The sixteen granite cubes, measuring two foot by two foot by two foot approximately, form a large circle round a fish-pond which is the centre-piece of the charming and intimate Butler House garden, a green oasis in the middle of the Marble City, and one of Kilkenny’s best-kept secrets.
Butler House, a stone’s throw from Kilkenny Castle, was home to the Earls of Ormonde and is now a thirteen-room hotel where former President, May Robinson, stayed when opening our Watergate Theatre back in 1994.
How the remains of the plinth of Nelson’s Pillar ended up as a garden accessory in Kilkenny is a bit of a mystery which I have tried, with some success, to unravel.
When the Pillar was blown up by the IRA in March 1966, under the code-name ‘Operation Humpty Dumpty’, the rubble from the monument was, to the best of my knowledge, taken to the East Wall dumps in Dublin.
Nelson’s head was subsequently stolen by some students and effectively exploited as a fund-raising prank to pay off a Student Union debt, while the remains of the plinth came to the attention of a gentleman by the name of William Walsh.
William Walsh had been General Manager of the Irish Export Board or Córas Tráchtála. A man of vision, he invited some eminent Scandinavian, German and Dutch designers to Ireland in an attempt to raise the standard of design in Irish industry.
Mr. Walsh spotted the unused stables of Kilkenny Castle and had them converted into an internationally recognised centre for design. The upshot of all this was that in 1963, the Kilkenny Design Workshops, whose monogram KDW was designed by the artist Louis LeBrocquy, came into existence and Mr. Walsh became its Chief Executive.

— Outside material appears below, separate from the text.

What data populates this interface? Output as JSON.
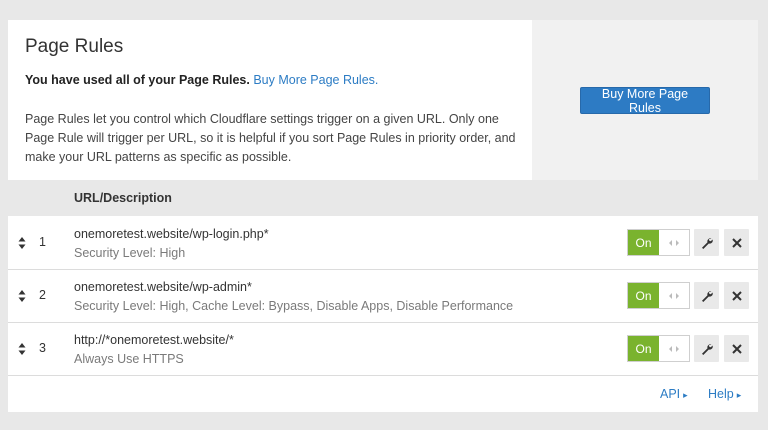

Sometime after the Pillar had been blown up, William Walsh spotted the remains. Impressed by the craftsmanship of the lettering on the remains of the plinth, and believing it might be a source of inspiration to the graphic designers in the newly formed Kilkenny Design Centre, he had the stones from the plinth moved to the backyard of the Kilkenny Design Workshops.